Ah I didn't realize this was targeting developers only. As you've built this with the example plugins, I think adding ci:build-example-plugins
to a cloud deployed PR would make the data available for cloud testing. My issue was developer centric so I would consider it closed by this.
But yeah from the perspective of new users as covered in Garrett's issue and Kseniia's issue we'd love to put this in front of new customers with the rest of the sample data. What would it take to make it available there?
But yeah from the perspective of new users as covered in https://github.com/elastic/siem-team/issues/323 and https://github.com/elastic/security-team/issues/3067 we'd love to put this in front of new customers with the rest of the sample data. What would it take to make it available there?
Very low technical effort. The implementation would just be moved out of examples and into either home
plugin or any other plugin.
Might be more push back on this solution since one of down sides of sample data is that it bloats the kibana distribution size. Also, there has been push back with solution sample data in production since Product wants users to go through the process of setting up real data work flows. Easily accessible sample data does not push users towards setting up work flows.
Also, there has been push back with solution sample data in production since Product wants users to go through the process of setting up real data work flows. Easily accessible sample data does not push users towards setting up work flows.

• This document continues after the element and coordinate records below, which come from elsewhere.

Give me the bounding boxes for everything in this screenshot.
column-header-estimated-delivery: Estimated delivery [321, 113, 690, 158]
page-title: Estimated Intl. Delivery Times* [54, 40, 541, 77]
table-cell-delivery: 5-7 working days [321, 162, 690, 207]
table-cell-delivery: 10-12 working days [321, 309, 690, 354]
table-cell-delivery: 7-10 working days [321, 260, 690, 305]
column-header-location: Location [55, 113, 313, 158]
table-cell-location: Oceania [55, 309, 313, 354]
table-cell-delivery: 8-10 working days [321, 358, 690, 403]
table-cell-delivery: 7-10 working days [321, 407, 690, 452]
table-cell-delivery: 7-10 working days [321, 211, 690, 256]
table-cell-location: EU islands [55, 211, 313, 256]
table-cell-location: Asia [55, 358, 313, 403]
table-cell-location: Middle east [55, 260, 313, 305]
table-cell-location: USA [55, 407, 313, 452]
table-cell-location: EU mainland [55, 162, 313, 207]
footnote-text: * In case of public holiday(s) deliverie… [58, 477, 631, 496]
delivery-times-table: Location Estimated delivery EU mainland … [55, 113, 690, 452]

@MikePaquette I saw you weigh in on Garrett's ticket. How do you feel about packaging security sample data with Kibana? cc @jamesspi @paulewing
Given the reasons outlined in the last attempt that didn't make it, it's probably best to keep this developer centric. I didn't know about ci:build-example-plugins
@stephmilovic, so thanks for that tidbit!

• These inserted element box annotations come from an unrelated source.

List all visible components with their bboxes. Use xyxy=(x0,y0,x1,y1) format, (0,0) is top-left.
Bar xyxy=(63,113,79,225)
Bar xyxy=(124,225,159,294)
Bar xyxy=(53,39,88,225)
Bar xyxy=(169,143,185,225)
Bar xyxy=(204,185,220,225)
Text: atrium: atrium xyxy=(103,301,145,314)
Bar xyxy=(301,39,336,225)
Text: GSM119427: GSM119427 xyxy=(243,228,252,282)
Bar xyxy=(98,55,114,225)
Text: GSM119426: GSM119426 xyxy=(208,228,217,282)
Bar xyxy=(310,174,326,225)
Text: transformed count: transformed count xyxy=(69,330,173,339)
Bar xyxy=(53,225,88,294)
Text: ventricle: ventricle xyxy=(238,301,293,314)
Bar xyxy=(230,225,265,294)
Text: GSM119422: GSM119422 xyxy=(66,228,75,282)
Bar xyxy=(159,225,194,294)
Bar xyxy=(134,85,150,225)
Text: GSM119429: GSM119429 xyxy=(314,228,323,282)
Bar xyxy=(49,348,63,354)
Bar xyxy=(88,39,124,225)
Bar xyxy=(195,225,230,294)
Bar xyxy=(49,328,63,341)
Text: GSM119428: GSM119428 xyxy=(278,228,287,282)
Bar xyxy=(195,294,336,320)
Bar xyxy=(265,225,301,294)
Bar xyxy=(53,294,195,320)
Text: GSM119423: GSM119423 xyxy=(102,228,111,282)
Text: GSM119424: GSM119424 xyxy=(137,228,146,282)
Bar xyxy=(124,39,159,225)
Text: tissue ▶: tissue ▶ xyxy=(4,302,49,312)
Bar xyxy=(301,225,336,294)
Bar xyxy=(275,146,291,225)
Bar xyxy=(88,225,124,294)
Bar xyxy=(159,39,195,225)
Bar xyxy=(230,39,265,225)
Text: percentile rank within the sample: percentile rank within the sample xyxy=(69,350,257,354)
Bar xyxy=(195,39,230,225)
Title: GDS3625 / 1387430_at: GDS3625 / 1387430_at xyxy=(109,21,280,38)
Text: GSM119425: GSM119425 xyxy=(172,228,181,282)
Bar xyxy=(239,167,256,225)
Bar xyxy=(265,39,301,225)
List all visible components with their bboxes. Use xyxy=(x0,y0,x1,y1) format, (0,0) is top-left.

Knowing that, we can have supplemental sample data both locally and in cloud PR's, so that's a big win in my book. Perhaps the user-facing initiative has stalled (that comment was from awhile ago), but seems best to let security product drive that one.
Thanks @nreese
Given the reasons https://github.com/elastic/kibana/pull/164052#issuecomment-1735302999 that didn't make it, it's probably best to keep this developer centric.
Agreed, let's keep this for developer examples only. Even in that limited developer example capacity, we need to ensure that the included sample data does not contain any personal or confidential information.
Perhaps the user-facing initiative has stalled (that comment was from awhile ago), but seems best to let security product drive that one.
Yes, we've decided to invest in steering users to demo systems rather than investing in making a robust and safe process for using sample data on a system that might become a production customer system.
@nreese, is this the data that I prepared on the synth-sec
cluster? I would not dare to call it "Security solutions logs data", it's barely a IPs and geo location, there is actually very little to make it useful outside the map view.
is this the data that I prepared on the synth-sec cluster? I would not dare to call it "Security solutions logs data", it's barely a IPs and geo location, there is actually very little to make it useful outside the map view.
It is the data pulled from the cluster you provided.
Is there a more complete data set I could use?
Is there a more complete data set I could use?
No. We could improved it but only to a certain degree.
I suggest to change the description otherwise users will get disappointed by the limited use they can do of that data.
I suggest to change the description otherwise users will get disappointed by the limited use they can do of that data.
thanks. This is a good place to start and we can always iterate on the data set.
@cavokz would you mind answering https://github.com/elastic/kibana/pull/182979#pullrequestreview-2050357438 since you have more knowledge on where the data is coming from?
Please describe where/how the proposed sample data was obtained and verify that the sample data:
* [x] contains no personally identifiable information of any person * [x] contains no confidential information of Elastic or any other person, organization, or company * [ ] is not subject to any license or copyright * [x] is not otherwise restricted for this use case
The IP addresses are totally random, they come from this Geneve formula ipaddress.ip_address(random.randrange(1, 2**bits))
where bits can be either 32 or 64. ipaddress
is a Python stdlib module.
The geo info come from the Faker geo provider which in turn takes the data from geonames.org where it's licensed under Creative Commons Attribution 3.0 License.